Rohan Paul@rohanpaul_ai · 5月29日64Stronger agents will not come only from larger models, but from better systems around them.
The problem is that many AI agents are judged as if the model alone did the work, even though the real behavior also depends on memory, tools, context, routing, checks, and permissions.
This surrounding setup around the agent is called harness, meaning the system that decides what the model sees, what tools it can use, what it remembers, and what actions get checked.
Progress should come from scaling this harness, especially 3 parts: better context control, more trustworthy memory, and better routing to tools or helper agents.
Long context is not the same as usable context, memory is not the same as trustworthy memory, and having many tools is not the same as knowing when to use them.
A stale note can be more dangerous than no note, because it gives the agent confidence exactly when it should re-check the world.

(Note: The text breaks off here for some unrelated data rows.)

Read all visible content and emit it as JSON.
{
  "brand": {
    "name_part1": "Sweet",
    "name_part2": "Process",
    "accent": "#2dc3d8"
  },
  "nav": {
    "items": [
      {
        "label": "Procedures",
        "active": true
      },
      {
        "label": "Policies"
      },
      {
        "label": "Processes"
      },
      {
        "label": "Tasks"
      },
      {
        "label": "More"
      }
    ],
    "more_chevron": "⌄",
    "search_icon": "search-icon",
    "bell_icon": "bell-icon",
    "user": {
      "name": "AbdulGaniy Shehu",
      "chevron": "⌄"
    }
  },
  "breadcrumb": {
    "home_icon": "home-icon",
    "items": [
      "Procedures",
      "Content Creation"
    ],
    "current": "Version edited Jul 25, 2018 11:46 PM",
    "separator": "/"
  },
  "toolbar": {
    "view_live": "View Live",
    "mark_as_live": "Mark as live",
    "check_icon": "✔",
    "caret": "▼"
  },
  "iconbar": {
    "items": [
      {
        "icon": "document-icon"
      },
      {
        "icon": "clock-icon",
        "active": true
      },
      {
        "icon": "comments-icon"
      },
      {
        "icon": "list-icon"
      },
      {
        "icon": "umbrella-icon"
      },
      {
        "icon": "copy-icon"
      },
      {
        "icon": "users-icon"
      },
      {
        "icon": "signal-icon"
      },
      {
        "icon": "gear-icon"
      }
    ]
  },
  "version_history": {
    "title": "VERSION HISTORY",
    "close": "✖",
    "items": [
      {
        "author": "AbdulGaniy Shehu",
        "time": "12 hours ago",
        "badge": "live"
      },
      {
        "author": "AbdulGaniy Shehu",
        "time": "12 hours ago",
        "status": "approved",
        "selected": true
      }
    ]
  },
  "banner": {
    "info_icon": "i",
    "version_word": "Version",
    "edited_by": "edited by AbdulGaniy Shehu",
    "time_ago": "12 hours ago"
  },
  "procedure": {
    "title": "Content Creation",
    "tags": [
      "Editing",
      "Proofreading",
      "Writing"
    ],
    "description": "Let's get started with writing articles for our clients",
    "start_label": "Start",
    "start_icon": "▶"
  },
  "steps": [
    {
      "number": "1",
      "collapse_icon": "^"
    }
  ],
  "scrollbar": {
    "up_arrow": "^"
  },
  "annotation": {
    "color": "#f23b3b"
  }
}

A specialized subagent can also fail quietly if its output sounds plausible but no later layer verifies whether it is true.
This is why one-shot benchmark scores feel increasingly thin.
Two agents can reach the same final answer, while one burns far more tokens, makes riskier tool calls, carries corrupted memory, or succeeds only by accident.
The next frontier is not just scaling the mind inside the machine.
It is scaling the discipline around it.
----
Link – arxiv. org/abs/2605.26112
Title: "From Model Scaling to System Scaling: Scaling the Harness in Agentic AI"
译推文指出,AI智能体的强弱不只取决于模型,更依赖于模型周围的系统约束(harness)。该系统决定了模型的输入、可用工具、记忆及操作验证。核心进步应来自扩展此系统,尤其要提升上下文控制、记忆可信度以及工具或子智能体的路由能力。文中强调,长上下文不等于可用上下文,记忆多不等于可信,工具多不等于会用。这使得当前仅凭单次benchmark分数的评估方式显得薄弱。未来前沿在于扩展围绕智能体的系统约束,而不仅仅是扩展模型本身。相关论文标题为《From Model Scaling to System Scaling: Scaling the Harness in Agentic AI》。